Research
1
Photoactivated hydrogel and microneedle for biomonitoring, tissue regeneration, drug delivery, and antimicrobial light therapy
We are fabricating photoactivated therapeutic hydrogels and microneedles in the form of membranes or patches. These materials and devices can be used for drug delivery and tissue regeneration. We are also integrating photonic materials into the hydrogels and microneedles to enable antimicrobial phototherapy and biomonitoring.
2
Biolaser probe and QD for in vivo
tracking, diagnosis, and photobiomodulation
We design various lasing materials and QD. These materials serve as probes within diverse in vivo systems to uncover biological phenomena. These probes are capable of detecting/monitoring environmental changes in cells/tissues and will be utilized for diagnostic purposes.
3
Optical coherence elastography for mechanobiology, soft tissue diagnosis, and materials characterization
This novel optical device enables in situ, noninvasive mechanical characterization of cells, soft tissues and biomaterials.

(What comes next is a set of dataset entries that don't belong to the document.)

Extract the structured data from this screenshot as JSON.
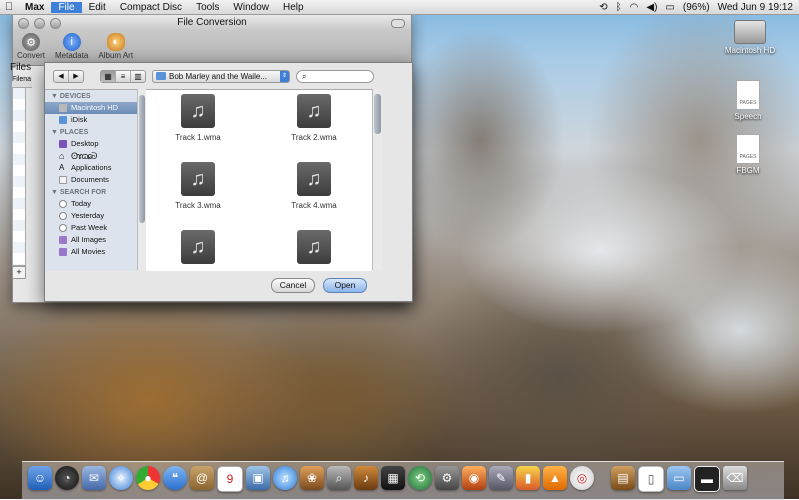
{
  "menubar": {
    "app_name": "Max",
    "items": [
      "File",
      "Edit",
      "Compact Disc",
      "Tools",
      "Window",
      "Help"
    ],
    "battery": "(96%)",
    "clock": "Wed Jun 9  19:12"
  },
  "max_window": {
    "title": "File Conversion",
    "toolbar": [
      {
        "label": "Convert",
        "icon": "gear-icon"
      },
      {
        "label": "Metadata",
        "icon": "info-icon"
      },
      {
        "label": "Album Art",
        "icon": "palette-icon"
      }
    ],
    "files_label": "Files",
    "files_column": "Filena",
    "add_button": "+"
  },
  "sheet": {
    "back": "◀",
    "forward": "▶",
    "path_folder": "Bob Marley and the Waile...",
    "search_placeholder": "",
    "sidebar": {
      "devices_header": "DEVICES",
      "devices": [
        "Macintosh HD",
        "iDisk"
      ],
      "places_header": "PLACES",
      "places": [
        "Desktop",
        "Applications",
        "Documents"
      ],
      "search_header": "SEARCH FOR",
      "searches": [
        "Today",
        "Yesterday",
        "Past Week",
        "All Images",
        "All Movies"
      ]
    },
    "files": [
      "Track 1.wma",
      "Track 2.wma",
      "Track 3.wma",
      "Track 4.wma",
      "",
      ""
    ],
    "cancel_label": "Cancel",
    "open_label": "Open"
  },
  "desktop_icons": [
    {
      "label": "Macintosh HD",
      "icon": "hard-drive-icon"
    },
    {
      "label": "Speech",
      "icon": "pages-doc-icon",
      "badge": "PAGES"
    },
    {
      "label": "FBGM",
      "icon": "pages-doc-icon",
      "badge": "PAGES"
    }
  ],
  "colors": {
    "selection_blue": "#3d7fd9",
    "sidebar_bg": "#dce3ec"
  }
}
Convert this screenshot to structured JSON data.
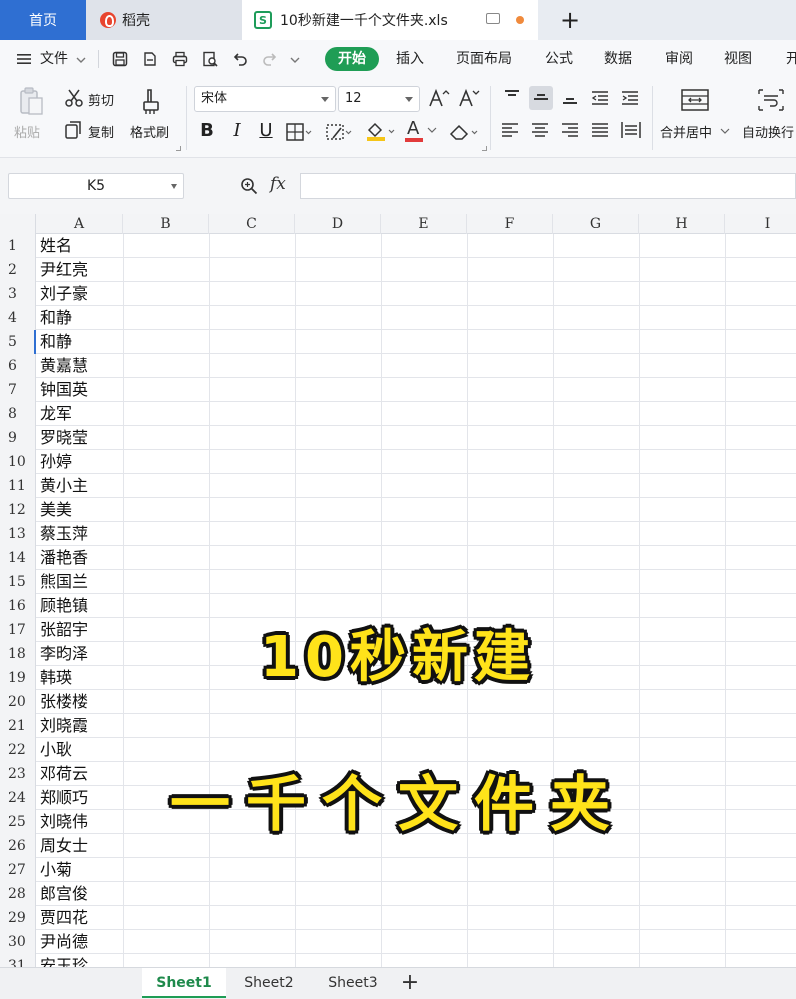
{
  "tabs": {
    "home": "首页",
    "daoke": "稻壳",
    "file": "10秒新建一千个文件夹.xls",
    "file_icon": "S",
    "new_tab": "+"
  },
  "menu": {
    "file": "文件",
    "items": [
      "开始",
      "插入",
      "页面布局",
      "公式",
      "数据",
      "审阅",
      "视图",
      "开"
    ]
  },
  "ribbon": {
    "paste": "粘贴",
    "cut": "剪切",
    "copy": "复制",
    "format_painter": "格式刷",
    "font_name": "宋体",
    "font_size": "12",
    "bold": "B",
    "italic": "I",
    "underline": "U",
    "font_color_glyph": "A",
    "merge_center": "合并居中",
    "auto_wrap": "自动换行"
  },
  "formula_bar": {
    "cell_ref": "K5",
    "fx": "fx",
    "value": ""
  },
  "grid": {
    "columns": [
      "A",
      "B",
      "C",
      "D",
      "E",
      "F",
      "G",
      "H",
      "I"
    ],
    "selected_row": 5,
    "rows": [
      {
        "n": "1",
        "a": "姓名"
      },
      {
        "n": "2",
        "a": "尹红亮"
      },
      {
        "n": "3",
        "a": "刘子豪"
      },
      {
        "n": "4",
        "a": "和静"
      },
      {
        "n": "5",
        "a": "和静"
      },
      {
        "n": "6",
        "a": "黄嘉慧"
      },
      {
        "n": "7",
        "a": "钟国英"
      },
      {
        "n": "8",
        "a": "龙军"
      },
      {
        "n": "9",
        "a": "罗晓莹"
      },
      {
        "n": "10",
        "a": "孙婷"
      },
      {
        "n": "11",
        "a": "黄小主"
      },
      {
        "n": "12",
        "a": "美美"
      },
      {
        "n": "13",
        "a": "蔡玉萍"
      },
      {
        "n": "14",
        "a": "潘艳香"
      },
      {
        "n": "15",
        "a": "熊国兰"
      },
      {
        "n": "16",
        "a": "顾艳镇"
      },
      {
        "n": "17",
        "a": "张韶宇"
      },
      {
        "n": "18",
        "a": "李昀泽"
      },
      {
        "n": "19",
        "a": "韩瑛"
      },
      {
        "n": "20",
        "a": "张楼楼"
      },
      {
        "n": "21",
        "a": "刘晓霞"
      },
      {
        "n": "22",
        "a": "小耿"
      },
      {
        "n": "23",
        "a": "邓荷云"
      },
      {
        "n": "24",
        "a": "郑顺巧"
      },
      {
        "n": "25",
        "a": "刘晓伟"
      },
      {
        "n": "26",
        "a": "周女士"
      },
      {
        "n": "27",
        "a": "小菊"
      },
      {
        "n": "28",
        "a": "郎宫俊"
      },
      {
        "n": "29",
        "a": "贾四花"
      },
      {
        "n": "30",
        "a": "尹尚德"
      },
      {
        "n": "31",
        "a": "安玉珍"
      }
    ]
  },
  "overlay": {
    "line1": "10秒新建",
    "line2": "一千个文件夹"
  },
  "sheets": {
    "tabs": [
      "Sheet1",
      "Sheet2",
      "Sheet3"
    ],
    "active": "Sheet1",
    "add": "+"
  },
  "colors": {
    "brand_blue": "#2f6fd2",
    "start_green": "#1f9d55",
    "overlay_yellow": "#ffe31a"
  }
}
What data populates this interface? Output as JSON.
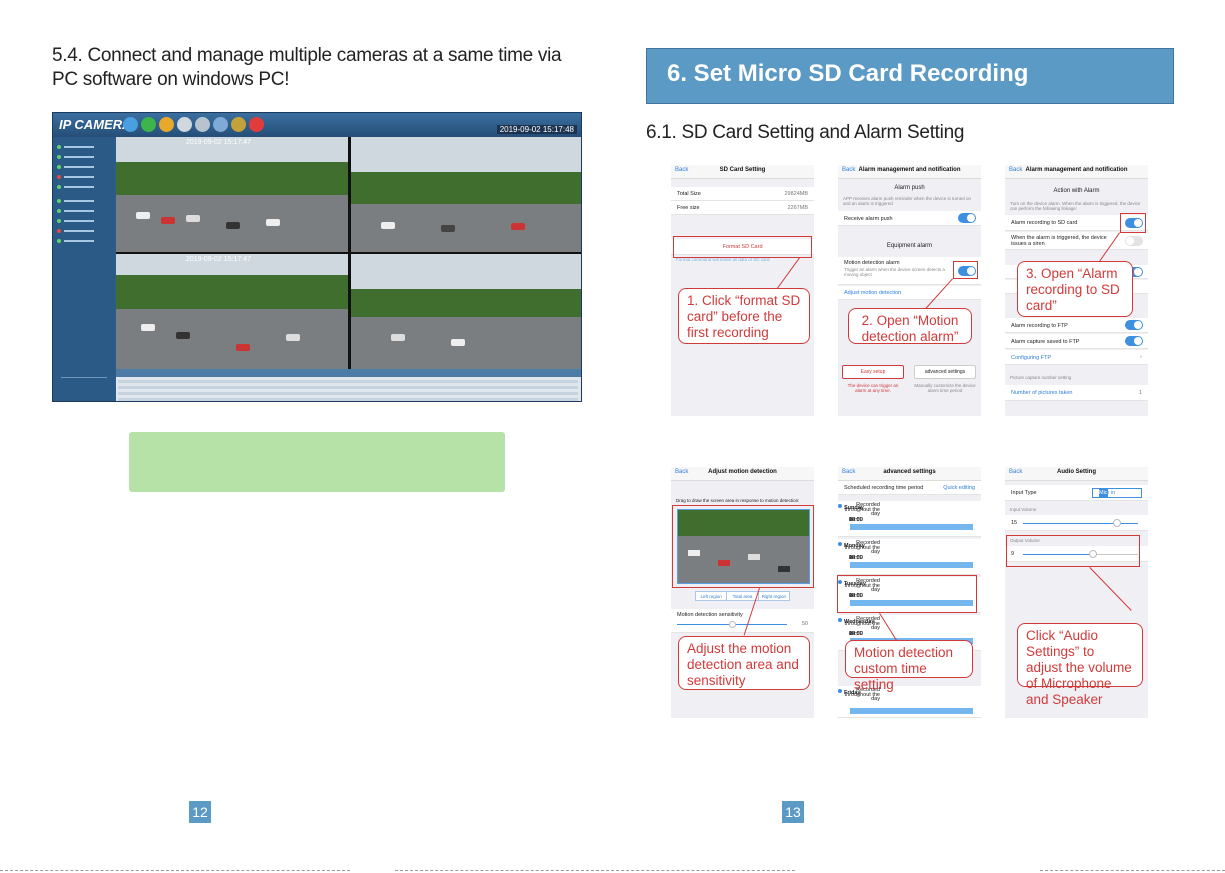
{
  "left_page": {
    "heading": "5.4. Connect and manage multiple cameras at   a same time via PC software on windows PC!",
    "pc_app": {
      "logo": "IP CAMERA",
      "clock": "2019-09-02  15:17:48",
      "feed_times": [
        "2019-09-02 15:17:47",
        "2019-09-02 15:17:47"
      ]
    },
    "page_number": "12"
  },
  "right_page": {
    "section_title": "6. Set Micro SD Card Recording",
    "subsection_title": "6.1. SD Card Setting and Alarm Setting",
    "screens": {
      "sd_card": {
        "back": "Back",
        "title": "SD Card Setting",
        "total_label": "Total Size",
        "total_value": "29824MB",
        "free_label": "Free size",
        "free_value": "2267MB",
        "format_button": "Format SD Card",
        "format_note": "Format command will erase all data of SD card"
      },
      "alarm_push": {
        "back": "Back",
        "title": "Alarm management and notification",
        "section1": "Alarm push",
        "note1": "APP receives alarm push reminder when the device is turned on and an alarm is triggered",
        "receive_push": "Receive alarm push",
        "section2": "Equipment alarm",
        "motion_label": "Motion detection alarm",
        "motion_note": "Trigger an alarm when the device screen detects a moving object",
        "adjust_link": "Adjust motion detection",
        "easy_setup": "Easy setup",
        "advanced_settings": "advanced settings",
        "easy_note": "The device can trigger an alarm at any time.",
        "adv_note": "Manually customize the device alarm time period"
      },
      "alarm_action": {
        "back": "Back",
        "title": "Alarm management and notification",
        "section": "Action with Alarm",
        "note": "Turn on the device alarm. When the alarm is triggered, the device can perform the following linkage:",
        "sd_label": "Alarm recording to SD card",
        "siren_label": "When the alarm is triggered, the device issues a siren",
        "ftp_label": "Alarm recording to FTP",
        "ftp_capture": "Alarm capture saved to FTP",
        "config_ftp": "Configuring FTP",
        "pictures_section": "Picture capture number setting",
        "pictures_label": "Number of pictures taken",
        "pictures_value": "1"
      },
      "motion": {
        "back": "Back",
        "title": "Adjust motion detection",
        "instruction": "Drag to draw the screen area in response to motion detection:",
        "region_buttons": [
          "Left region",
          "Total area",
          "Right region"
        ],
        "sensitivity_label": "Motion detection sensitivity",
        "sensitivity_value": "50"
      },
      "advanced": {
        "back": "Back",
        "title": "advanced settings",
        "subtitle": "Scheduled recording time period",
        "quick": "Quick editing",
        "days": [
          "Sunday",
          "Monday",
          "Tuesday",
          "Wednesday",
          "Friday"
        ],
        "recorded": "Recorded throughout the day",
        "ticks": [
          "00:00",
          "06:00",
          "12:00",
          "18:00",
          "23:59"
        ]
      },
      "audio": {
        "back": "Back",
        "title": "Audio Setting",
        "input_type": "Input Type",
        "seg": [
          "Line in",
          "Mic"
        ],
        "input_volume_label": "Input Volume",
        "input_volume": "15",
        "output_volume_label": "Output Volume",
        "output_volume": "9"
      }
    },
    "callouts": {
      "c1": "1. Click “format SD card” before the first recording",
      "c2": "2. Open “Motion detection alarm”",
      "c3": "3. Open “Alarm recording to SD card”",
      "c4": "Adjust the motion detection area and sensitivity",
      "c5": "Motion detection custom time setting",
      "c6": "Click “Audio Settings” to adjust the volume of Microphone and Speaker"
    },
    "page_number": "13"
  },
  "colors": {
    "accent_blue": "#5b9ac4",
    "callout_red": "#d23a3a",
    "note_green": "#b6e2a8",
    "ios_blue": "#3d8fe0"
  }
}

It can detect biophysical forces to investigate mechanobiology applications. It is designed to replace conventional invasive characterization methods. Additionally, it can be applied to detect internal defects and spatial heterogeneity within tissue/biomaterials to diagnose diseases.
4
Evaluation of oral & craniofacial tissues and dental biomaterials using optical technologies
This research focuses on the application of advanced optical technologies—such as intraoral scanners, 3D printing–based digital workflows, and intraoral spectrophotometry—for the quantitative evaluation of oral tissues and dental materials. This approach enables real-time monitoring, personalized treatment planning, and enhanced precision in restorative and prosthetic dentistry.